By Stephen Landry
ASHBURNHAM — Next stop, creativity!
Students in Ashburnham and Westminster schools will be invited to fire up their problem-solving skills as Destination Imagination makes its return to the district after nearly 20 years.
“This program will teach students to work under pressure and manipulate materials in order to solve a challenge,” explained Karen Cloutier, the program’s affiliate director for Central Mass. She compared the tasks students will undertake to that facing the NASA officials who worked around the clock to save the Apollo 13 astronauts after one of their oxygen tanks exploded in space. The scientists on the ground were forced to find an improvised solution using a very limited supply of materials.
“It’s these types of challenges that we’re giving students and it’s, more importantly, those types of skills they’ll be learning,” Cloutier said.
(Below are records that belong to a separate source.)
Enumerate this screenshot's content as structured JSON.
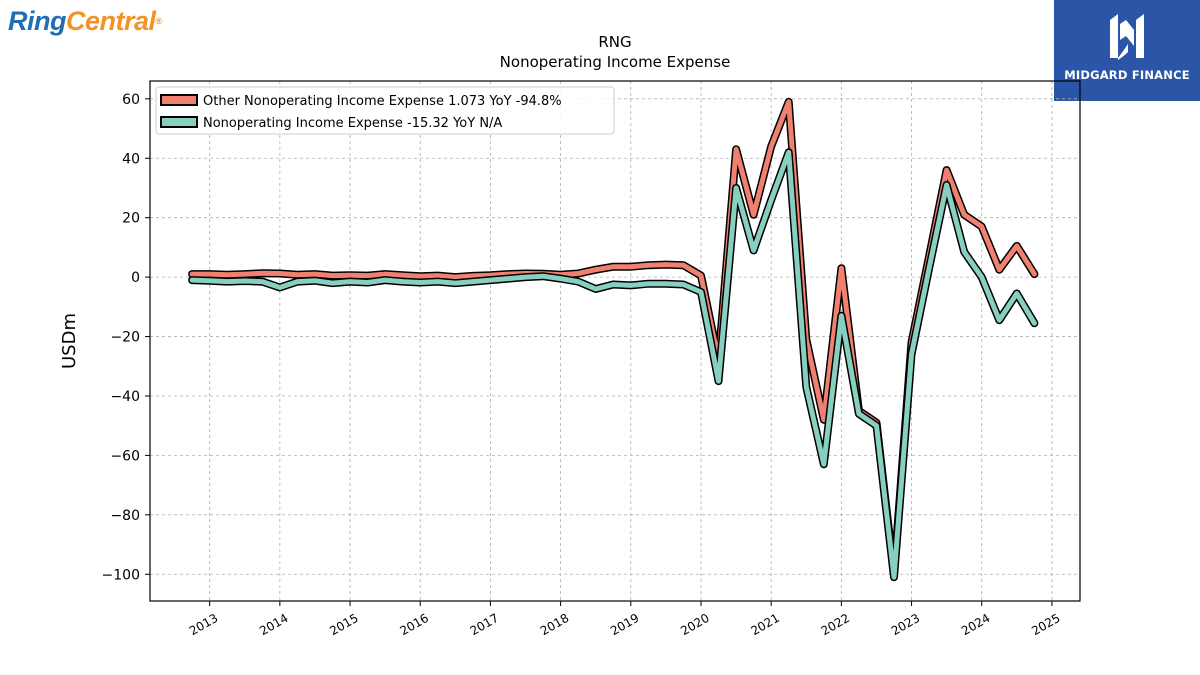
{
  "branding": {
    "left_logo_part1": "Ring",
    "left_logo_part2": "Central",
    "left_logo_mark": "®",
    "right_logo_text": "MIDGARD FINANCE",
    "right_logo_icon": "midgard-logo-icon",
    "left_logo_color_1": "#1f6fb2",
    "left_logo_color_2": "#f39323",
    "right_logo_bg": "#2b56a8"
  },
  "chart_data": {
    "type": "line",
    "title": "RNG",
    "subtitle": "Nonoperating Income Expense",
    "xlabel": "",
    "ylabel": "USDm",
    "xlim": [
      2012.15,
      2025.4
    ],
    "ylim": [
      -109,
      66
    ],
    "grid": true,
    "legend_position": "top-left",
    "x_ticks": [
      2013,
      2014,
      2015,
      2016,
      2017,
      2018,
      2019,
      2020,
      2021,
      2022,
      2023,
      2024,
      2025
    ],
    "x_tick_labels": [
      "2013",
      "2014",
      "2015",
      "2016",
      "2017",
      "2018",
      "2019",
      "2020",
      "2021",
      "2022",
      "2023",
      "2024",
      "2025"
    ],
    "y_ticks": [
      60,
      40,
      20,
      0,
      -20,
      -40,
      -60,
      -80,
      -100
    ],
    "y_tick_labels": [
      "60",
      "40",
      "20",
      "0",
      "−20",
      "−40",
      "−60",
      "−80",
      "−100"
    ],
    "x": [
      2012.75,
      2013.0,
      2013.25,
      2013.5,
      2013.75,
      2014.0,
      2014.25,
      2014.5,
      2014.75,
      2015.0,
      2015.25,
      2015.5,
      2015.75,
      2016.0,
      2016.25,
      2016.5,
      2016.75,
      2017.0,
      2017.25,
      2017.5,
      2017.75,
      2018.0,
      2018.25,
      2018.5,
      2018.75,
      2019.0,
      2019.25,
      2019.5,
      2019.75,
      2020.0,
      2020.25,
      2020.5,
      2020.75,
      2021.0,
      2021.25,
      2021.5,
      2021.75,
      2022.0,
      2022.25,
      2022.5,
      2022.75,
      2023.0,
      2023.25,
      2023.5,
      2023.75,
      2024.0,
      2024.25,
      2024.5,
      2024.75
    ],
    "series": [
      {
        "name": "Other Nonoperating Income Expense  1.073 YoY -94.8%",
        "color": "#f08070",
        "values": [
          1.0,
          1.0,
          0.8,
          1.0,
          1.3,
          1.2,
          0.8,
          1.0,
          0.5,
          0.6,
          0.5,
          1.0,
          0.6,
          0.3,
          0.5,
          0.0,
          0.4,
          0.6,
          1.0,
          1.2,
          1.1,
          0.8,
          1.2,
          2.5,
          3.5,
          3.5,
          4.0,
          4.2,
          4.0,
          0.5,
          -28.0,
          43.0,
          21.0,
          44.0,
          59.0,
          -21.0,
          -48.0,
          3.0,
          -45.0,
          -49.0,
          -100.0,
          -22.0,
          7.0,
          36.0,
          21.0,
          17.0,
          2.5,
          10.5,
          1.0
        ]
      },
      {
        "name": "Nonoperating Income Expense  -15.32 YoY N/A",
        "color": "#87cfbf",
        "values": [
          -1.0,
          -1.2,
          -1.5,
          -1.3,
          -1.5,
          -3.5,
          -1.5,
          -1.2,
          -2.0,
          -1.5,
          -1.8,
          -1.0,
          -1.5,
          -1.8,
          -1.5,
          -2.0,
          -1.5,
          -1.0,
          -0.5,
          0.0,
          0.3,
          -0.5,
          -1.5,
          -4.0,
          -2.5,
          -2.8,
          -2.2,
          -2.2,
          -2.5,
          -5.0,
          -35.0,
          30.0,
          9.0,
          26.0,
          42.0,
          -37.0,
          -63.0,
          -13.0,
          -46.0,
          -50.0,
          -101.0,
          -26.0,
          3.0,
          31.0,
          8.5,
          0.0,
          -14.5,
          -5.5,
          -15.5
        ]
      }
    ]
  }
}
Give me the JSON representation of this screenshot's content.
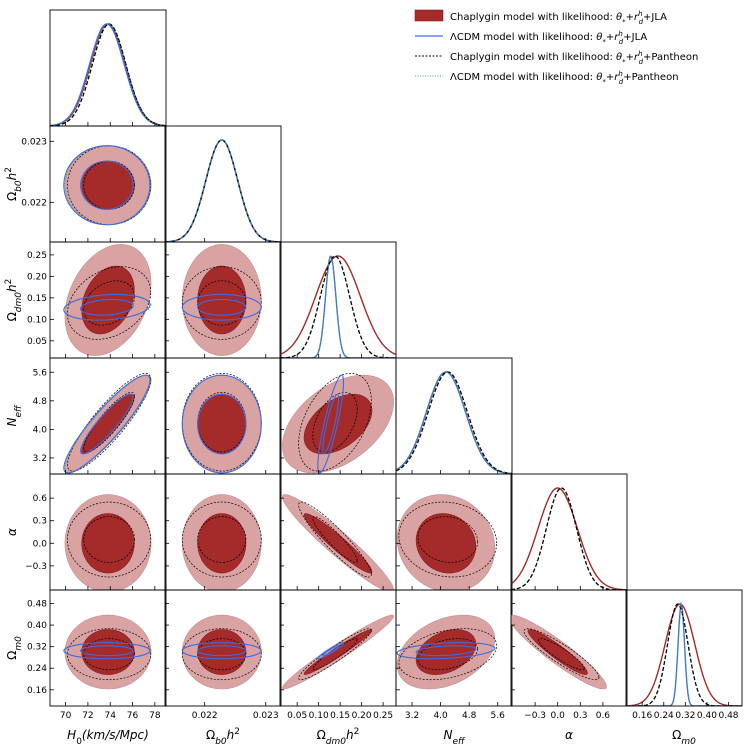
{
  "chart_data": {
    "type": "triangle-corner",
    "parameters": [
      {
        "name": "H0",
        "label": "H₀(km/s/Mpc)",
        "range": [
          68.6,
          79.0
        ],
        "ticks": [
          70,
          72,
          74,
          76,
          78
        ],
        "tick_labels": [
          "70",
          "72",
          "74",
          "76",
          "78"
        ]
      },
      {
        "name": "ombh2",
        "label": "Ω_b0 h²",
        "range": [
          0.02135,
          0.02325
        ],
        "ticks": [
          0.022,
          0.023
        ],
        "tick_labels": [
          "0.022",
          "0.023"
        ]
      },
      {
        "name": "omch2",
        "label": "Ω_dm0 h²",
        "range": [
          0.01,
          0.28
        ],
        "ticks": [
          0.05,
          0.1,
          0.15,
          0.2,
          0.25
        ],
        "tick_labels": [
          "0.05",
          "0.10",
          "0.15",
          "0.20",
          "0.25"
        ]
      },
      {
        "name": "Neff",
        "label": "N_eff",
        "range": [
          2.75,
          6.0
        ],
        "ticks": [
          3.2,
          4.0,
          4.8,
          5.6
        ],
        "tick_labels": [
          "3.2",
          "4.0",
          "4.8",
          "5.6"
        ]
      },
      {
        "name": "alpha",
        "label": "α",
        "range": [
          -0.62,
          0.92
        ],
        "ticks": [
          -0.3,
          0.0,
          0.3,
          0.6
        ],
        "tick_labels": [
          "−0.3",
          "0.0",
          "0.3",
          "0.6"
        ]
      },
      {
        "name": "Om",
        "label": "Ω_m0",
        "range": [
          0.1,
          0.53
        ],
        "ticks": [
          0.16,
          0.24,
          0.32,
          0.4,
          0.48
        ],
        "tick_labels": [
          "0.16",
          "0.24",
          "0.32",
          "0.40",
          "0.48"
        ],
        "tick_labels_x": [
          "0.16",
          "0.24",
          "0.32",
          "0.40",
          "0.48"
        ]
      }
    ],
    "series": [
      {
        "name": "Chaplygin model with likelihood: θ*+r_d^h+JLA",
        "style": "filled",
        "color": "#a52a2a",
        "means": [
          73.8,
          0.02228,
          0.145,
          4.15,
          0.0,
          0.3
        ],
        "sigmas": [
          1.55,
          0.00026,
          0.052,
          0.55,
          0.26,
          0.055
        ]
      },
      {
        "name": "ΛCDM model with likelihood: θ*+r_d^h+JLA",
        "style": "solid",
        "color": "#4169e1",
        "means": [
          73.7,
          0.02228,
          0.128,
          4.15,
          null,
          0.305
        ],
        "sigmas": [
          1.55,
          0.00026,
          0.012,
          0.55,
          null,
          0.012
        ]
      },
      {
        "name": "Chaplygin model with likelihood: θ*+r_d^h+Pantheon",
        "style": "dashed",
        "color": "#000000",
        "means": [
          73.9,
          0.02228,
          0.138,
          4.2,
          0.05,
          0.292
        ],
        "sigmas": [
          1.5,
          0.00026,
          0.034,
          0.55,
          0.2,
          0.038
        ]
      },
      {
        "name": "ΛCDM model with likelihood: θ*+r_d^h+Pantheon",
        "style": "dotted",
        "color": "#3cb371",
        "means": [
          73.8,
          0.02228,
          0.128,
          4.15,
          null,
          0.305
        ],
        "sigmas": [
          1.55,
          0.00026,
          0.012,
          0.55,
          null,
          0.012
        ]
      }
    ],
    "correlations_chaplygin": [
      [
        1,
        0,
        0.3,
        0.9,
        0,
        0
      ],
      [
        0,
        1,
        0,
        0,
        0,
        0
      ],
      [
        0.3,
        0,
        1,
        0.45,
        -0.95,
        0.97
      ],
      [
        0.9,
        0,
        0.45,
        1,
        -0.1,
        0.35
      ],
      [
        0,
        0,
        -0.95,
        -0.1,
        1,
        -0.93
      ],
      [
        0,
        0,
        0.97,
        0.35,
        -0.93,
        1
      ]
    ],
    "correlations_lcdm": [
      [
        1,
        0,
        0.2,
        0.9,
        0,
        0
      ],
      [
        0,
        1,
        0,
        0,
        0,
        0
      ],
      [
        0.2,
        0,
        1,
        0.85,
        0,
        0.95
      ],
      [
        0.9,
        0,
        0.85,
        1,
        0,
        0.3
      ],
      [
        0,
        0,
        0,
        0,
        1,
        0
      ],
      [
        0,
        0,
        0.95,
        0.3,
        0,
        1
      ]
    ]
  }
}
The program, a worldwide educational nonprofit, is aimed at providing students an opportunity to acquire and practice the skills they will need to thrive in class, their future careers, and beyond by teaming up and using their ingenuity to solve a variety of Offered in 44 states and in 20 countries, the program is aimed at helping students develop an understanding of the creative process while finding innovative solutions to problems, according to Cloutier.
She added that the trial-and-error nature of the process provided by Destination Imagination gave the students an opportunity to fail a few times — without fear of the consequences — while on the path to success.
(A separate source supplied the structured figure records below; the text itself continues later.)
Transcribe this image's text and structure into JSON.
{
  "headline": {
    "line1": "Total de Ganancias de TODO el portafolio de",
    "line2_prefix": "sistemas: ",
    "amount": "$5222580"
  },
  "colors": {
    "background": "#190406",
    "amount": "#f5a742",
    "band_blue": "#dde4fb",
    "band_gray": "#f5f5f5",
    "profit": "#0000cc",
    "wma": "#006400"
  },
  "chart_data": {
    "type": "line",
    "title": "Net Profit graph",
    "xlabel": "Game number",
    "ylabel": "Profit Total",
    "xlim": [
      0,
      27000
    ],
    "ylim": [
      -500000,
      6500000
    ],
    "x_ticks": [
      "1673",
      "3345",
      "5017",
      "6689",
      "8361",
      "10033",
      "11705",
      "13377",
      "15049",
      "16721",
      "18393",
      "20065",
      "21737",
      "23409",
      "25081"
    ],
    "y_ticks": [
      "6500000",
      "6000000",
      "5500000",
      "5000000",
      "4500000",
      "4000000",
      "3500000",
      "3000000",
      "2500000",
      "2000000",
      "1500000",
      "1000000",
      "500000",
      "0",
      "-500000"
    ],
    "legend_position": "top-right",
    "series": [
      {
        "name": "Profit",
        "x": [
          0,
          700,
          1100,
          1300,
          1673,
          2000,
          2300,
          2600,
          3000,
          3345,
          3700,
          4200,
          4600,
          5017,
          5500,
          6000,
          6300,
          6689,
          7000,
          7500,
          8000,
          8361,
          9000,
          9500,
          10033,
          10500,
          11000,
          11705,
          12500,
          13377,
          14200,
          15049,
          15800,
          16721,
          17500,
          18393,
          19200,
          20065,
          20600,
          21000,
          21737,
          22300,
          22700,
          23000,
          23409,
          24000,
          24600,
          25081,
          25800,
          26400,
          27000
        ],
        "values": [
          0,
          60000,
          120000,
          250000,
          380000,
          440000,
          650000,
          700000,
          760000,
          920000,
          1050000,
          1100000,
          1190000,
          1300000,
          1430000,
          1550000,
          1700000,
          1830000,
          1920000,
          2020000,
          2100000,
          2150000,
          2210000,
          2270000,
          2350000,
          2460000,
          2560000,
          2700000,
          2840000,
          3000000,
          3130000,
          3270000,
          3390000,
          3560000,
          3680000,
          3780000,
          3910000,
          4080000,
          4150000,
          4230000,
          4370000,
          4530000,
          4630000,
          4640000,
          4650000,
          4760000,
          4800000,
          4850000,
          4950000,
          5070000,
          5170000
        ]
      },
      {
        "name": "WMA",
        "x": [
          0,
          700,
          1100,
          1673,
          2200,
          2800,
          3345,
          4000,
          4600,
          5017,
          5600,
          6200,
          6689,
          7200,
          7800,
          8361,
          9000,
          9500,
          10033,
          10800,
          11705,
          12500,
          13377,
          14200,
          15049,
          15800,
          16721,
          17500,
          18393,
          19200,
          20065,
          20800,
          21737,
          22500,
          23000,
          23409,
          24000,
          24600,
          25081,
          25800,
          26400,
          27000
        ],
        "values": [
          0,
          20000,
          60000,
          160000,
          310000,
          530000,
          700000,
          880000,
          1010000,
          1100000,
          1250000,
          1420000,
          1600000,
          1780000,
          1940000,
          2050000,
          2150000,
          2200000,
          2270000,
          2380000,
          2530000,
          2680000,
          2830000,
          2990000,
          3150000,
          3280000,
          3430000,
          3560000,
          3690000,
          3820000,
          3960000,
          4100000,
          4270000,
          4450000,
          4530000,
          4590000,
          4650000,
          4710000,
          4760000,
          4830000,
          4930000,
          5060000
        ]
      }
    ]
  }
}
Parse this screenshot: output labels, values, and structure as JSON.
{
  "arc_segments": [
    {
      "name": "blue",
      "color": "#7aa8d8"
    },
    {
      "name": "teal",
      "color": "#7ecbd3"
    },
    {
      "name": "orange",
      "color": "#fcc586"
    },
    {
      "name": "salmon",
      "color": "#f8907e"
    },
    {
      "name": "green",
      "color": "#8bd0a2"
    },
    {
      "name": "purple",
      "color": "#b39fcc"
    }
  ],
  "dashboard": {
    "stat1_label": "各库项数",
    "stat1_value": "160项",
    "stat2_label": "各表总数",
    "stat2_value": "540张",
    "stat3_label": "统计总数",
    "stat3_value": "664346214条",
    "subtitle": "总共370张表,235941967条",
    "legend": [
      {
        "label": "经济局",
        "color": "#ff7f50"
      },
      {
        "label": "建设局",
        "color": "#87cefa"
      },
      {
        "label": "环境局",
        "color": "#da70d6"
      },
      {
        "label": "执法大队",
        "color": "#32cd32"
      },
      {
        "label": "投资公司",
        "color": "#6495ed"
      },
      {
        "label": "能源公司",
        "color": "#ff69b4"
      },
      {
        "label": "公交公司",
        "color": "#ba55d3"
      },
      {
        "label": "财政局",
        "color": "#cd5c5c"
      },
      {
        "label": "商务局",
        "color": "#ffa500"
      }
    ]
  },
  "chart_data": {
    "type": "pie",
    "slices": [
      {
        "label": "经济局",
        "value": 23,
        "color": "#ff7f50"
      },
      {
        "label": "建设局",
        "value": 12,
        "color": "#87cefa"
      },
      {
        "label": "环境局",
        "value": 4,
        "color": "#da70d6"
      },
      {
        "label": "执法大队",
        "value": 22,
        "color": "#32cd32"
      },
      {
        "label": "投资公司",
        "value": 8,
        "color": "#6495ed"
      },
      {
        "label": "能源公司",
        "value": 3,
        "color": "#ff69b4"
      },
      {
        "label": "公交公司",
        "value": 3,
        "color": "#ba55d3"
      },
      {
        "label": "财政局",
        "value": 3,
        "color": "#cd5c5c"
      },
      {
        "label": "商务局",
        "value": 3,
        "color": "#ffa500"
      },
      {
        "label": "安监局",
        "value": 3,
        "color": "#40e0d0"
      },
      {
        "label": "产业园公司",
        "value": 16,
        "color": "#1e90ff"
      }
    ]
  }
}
Teams of between two and six students will choose to take part in one of six challenge categories: technical, scientific, engineering, fine arts, improvisational, and service learning, in which students will identify a problem in their community and develop ways to address it. A non-competitive early learning challenge will be available to students from preschool to second grade, and is designed to encourage children to be creative, learning simple building and construction, and become comfortable working in teams.
School Librarian Jenna Morin, who will serve as the program’s district coordinator, said she had participated in Destination Imagination as a student in Colorado and Virginia. “I started (in the program) when I was young and even though I was active in dancing and playing sports, (Destination Imagination) is what gave me the skills that I have taken with me,” Morin said. She said she hoped the program would spread to other schools in the area.
The program, which will begin in the fall and continue through the 2019-2020 school year, will see students competing against nearly 600 other teams in the state in six regional tournaments next March. A state tournament will determine which teams will move on and compete in the Global Finals in May.
Jordan Cormier, who took part in the program while a student at Oakmont in the 1990s, said Destination Imagination had provided him with an opportunity to tackle and solve technical and engineering problems at time in which there were not many robotics competitions in the area.
“This program gave technical-minded individuals to have an outlet and feel good by competing in something,” Cormier said. He added that the school stopped hosting Destination Imagination shortly after he graduated in 1999, but said that didn’t stop his involvement in the program. Cormier currently serves as the International Challenge Master for the program’s technical challenge, meaning teams competing from around the world will face a diabolical technical puzzle of his own design.
“I am tremendously thankful to see Destination Imagination coming back to the school,” Cormier said. “It’s a very nostalgic thing to see my school system come back into the program that has meant so much to me.”